United States v. Topco Associates, Inc.

PETITIONER: United States
RESPONDENT: Topco Associates, Inc.
LOCATION: Bay Marchand Area

DOCKET NO.: 70-82
DECIDED BY: Burger Court (1972-1975)

CITATION: 405 US 596 (1972)
ARGUED: Nov 16, 1971
DECIDED: Mar 29, 1972

Howard E. Shapiro - for appellant
Victor E. Grimm - for appellee

Facts of the case


Media for United States v. Topco Associates, Inc.

Audio Transcription for Oral Argument - November 16, 1971 in United States v. Topco Associates, Inc.

Warren E. Burger:

Number 82, United States against Topco Associates.

Mr. Shapiro, you may proceed whenever you are ready.

Howard E. Shapiro:

Mr. Chief Justice and may it please the Court.

This is an appeal by the United States from a decision of the District Court for the Northern District of Illinois in a civil antitrust case.

The appellee, defendant in the District Court is Topco Associates Inc. Topco is a cooperative corporation, which procures grocery and related nonfood products for 23 supermarket chains and two wholesalers.

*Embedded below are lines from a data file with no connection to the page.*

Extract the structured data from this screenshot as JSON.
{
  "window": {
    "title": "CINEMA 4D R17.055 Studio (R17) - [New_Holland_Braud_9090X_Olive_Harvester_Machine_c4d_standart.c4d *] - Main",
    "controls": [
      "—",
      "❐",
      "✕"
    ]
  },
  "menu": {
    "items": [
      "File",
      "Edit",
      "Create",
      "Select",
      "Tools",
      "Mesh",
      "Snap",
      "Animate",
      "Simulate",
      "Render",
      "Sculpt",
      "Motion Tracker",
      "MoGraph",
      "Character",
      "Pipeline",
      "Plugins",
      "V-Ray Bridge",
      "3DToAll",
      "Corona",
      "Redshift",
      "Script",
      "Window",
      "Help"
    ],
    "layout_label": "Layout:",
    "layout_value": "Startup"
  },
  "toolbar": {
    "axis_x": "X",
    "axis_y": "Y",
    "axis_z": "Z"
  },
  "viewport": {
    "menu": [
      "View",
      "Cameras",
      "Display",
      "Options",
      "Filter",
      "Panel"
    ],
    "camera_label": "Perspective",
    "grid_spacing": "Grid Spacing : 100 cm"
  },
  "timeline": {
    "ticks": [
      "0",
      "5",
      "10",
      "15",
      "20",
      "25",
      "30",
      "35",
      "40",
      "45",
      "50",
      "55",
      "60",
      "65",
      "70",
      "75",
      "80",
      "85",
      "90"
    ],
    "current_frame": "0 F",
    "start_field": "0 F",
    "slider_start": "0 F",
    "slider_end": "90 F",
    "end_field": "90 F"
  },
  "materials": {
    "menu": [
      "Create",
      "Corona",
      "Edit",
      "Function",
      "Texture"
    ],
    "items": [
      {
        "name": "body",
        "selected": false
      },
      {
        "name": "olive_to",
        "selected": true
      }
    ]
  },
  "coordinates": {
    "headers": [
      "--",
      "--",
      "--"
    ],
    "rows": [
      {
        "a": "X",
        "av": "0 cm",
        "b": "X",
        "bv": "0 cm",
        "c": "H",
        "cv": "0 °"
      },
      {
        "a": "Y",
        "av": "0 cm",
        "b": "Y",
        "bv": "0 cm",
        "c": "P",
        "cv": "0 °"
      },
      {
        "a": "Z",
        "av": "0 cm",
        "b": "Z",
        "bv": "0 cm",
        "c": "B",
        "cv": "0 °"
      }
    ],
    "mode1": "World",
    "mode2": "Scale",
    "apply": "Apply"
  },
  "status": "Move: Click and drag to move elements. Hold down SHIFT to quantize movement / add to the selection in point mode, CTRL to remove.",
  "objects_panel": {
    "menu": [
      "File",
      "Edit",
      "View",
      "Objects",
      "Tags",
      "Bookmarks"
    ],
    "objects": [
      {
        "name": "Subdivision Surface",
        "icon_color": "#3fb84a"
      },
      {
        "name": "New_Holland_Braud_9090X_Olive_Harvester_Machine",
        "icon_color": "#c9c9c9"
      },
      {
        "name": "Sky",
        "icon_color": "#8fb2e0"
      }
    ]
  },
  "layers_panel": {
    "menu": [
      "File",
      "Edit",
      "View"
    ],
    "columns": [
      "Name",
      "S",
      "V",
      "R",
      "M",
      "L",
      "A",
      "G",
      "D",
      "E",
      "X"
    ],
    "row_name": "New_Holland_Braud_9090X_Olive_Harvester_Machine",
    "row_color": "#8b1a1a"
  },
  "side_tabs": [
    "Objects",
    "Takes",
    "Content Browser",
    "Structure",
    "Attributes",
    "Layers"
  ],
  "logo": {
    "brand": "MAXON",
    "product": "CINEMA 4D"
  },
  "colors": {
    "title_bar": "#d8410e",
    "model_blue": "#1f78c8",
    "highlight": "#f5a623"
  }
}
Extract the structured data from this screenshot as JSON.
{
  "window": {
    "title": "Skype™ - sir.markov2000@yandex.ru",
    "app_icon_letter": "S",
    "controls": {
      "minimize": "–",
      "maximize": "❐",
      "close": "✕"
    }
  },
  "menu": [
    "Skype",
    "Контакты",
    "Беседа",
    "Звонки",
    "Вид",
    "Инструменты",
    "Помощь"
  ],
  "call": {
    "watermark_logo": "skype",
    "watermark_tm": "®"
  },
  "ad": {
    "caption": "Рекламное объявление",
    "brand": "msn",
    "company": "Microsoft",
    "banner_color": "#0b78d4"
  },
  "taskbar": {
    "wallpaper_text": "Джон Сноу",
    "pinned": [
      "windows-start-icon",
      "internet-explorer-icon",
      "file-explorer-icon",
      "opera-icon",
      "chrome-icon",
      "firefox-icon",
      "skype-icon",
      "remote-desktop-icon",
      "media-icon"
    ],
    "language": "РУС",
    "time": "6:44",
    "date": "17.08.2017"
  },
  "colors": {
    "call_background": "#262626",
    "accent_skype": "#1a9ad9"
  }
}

These chains and wholesalers are owner members of the corporation and they control it.

The restriction challenged by the government is an agreement among the member chains through Topco that they will not retail Topco branded products outside of specified territories and that they will not sell Topco supply products at wholesale.

The government contended in the District Court that the arrangement was a horizontal territorial allocation scheme, which was illegal per se under Section 1 of the Sherman Act.

After a trial on the merits, the District Court held that the Act had not been violated and entered judgment for the defendant.

In its opinion which is at page 545 of the record and its findings of fact, which are at page 553; it concluded that the division of territories among Topco supermarket chains and the accompanying wholesale restrictions were not illegal per se.

Rather the Court ruled they were reasonable restrictions ancillary to the cooperative private label program, Topco furnishes its owner members.

I would like briefly to describe the Topco organization.

Potter Stewart:

This was after a full trial before Judge Hubert Will, was it?

Howard E. Shapiro:

That is correct Your Honor.

The Topco organization, as I said procures food and related and nonfood grocery items.

About 55% of these are furnished to the members under brand names which are owned by Topco.

These brand names are not nationally advertised.

They are such names as Food Club which is the top line for canned goods; Elna which is a second line, Gallo which I think covers carbonated beverages, Top Frost and so on.

They include the primarily strategic grocery items.

There are canned goods, frozen foods, carbonated beverages, cookies and crackers.

They are sold outright to the members so that the member grocery chains had absolute title to them.

Now, Topco’s member grocery chains are independent business entities.

They have simply joined together through Topco for the purpose of procuring these products.

Topco has managed much in the same way that the Sealy Corporation was managed in United States against Sealy.

Voting stock is held equally by each member chain and the business of the corporation is conducted by 14-man Board of Directors, made up of officials who are selected from among the chief executive officers of the member chains.

Warren E. Burger:

Are the members of Topco in any way inhibited from acquiring other brands in the open market?

Howard E. Shapiro:

No, Your Honor, they are not.

Warren E. Burger:

Their membership does not restrict their activities?

Howard E. Shapiro:

No, Your Honor, it does not.

The Topco member chains are, as I said, independent organizations and that their combined retail sales in 1967 were $2.3 billion, so that the 25 Topco organizations are fourth in retail sales after A&P, Safeway and Kroger.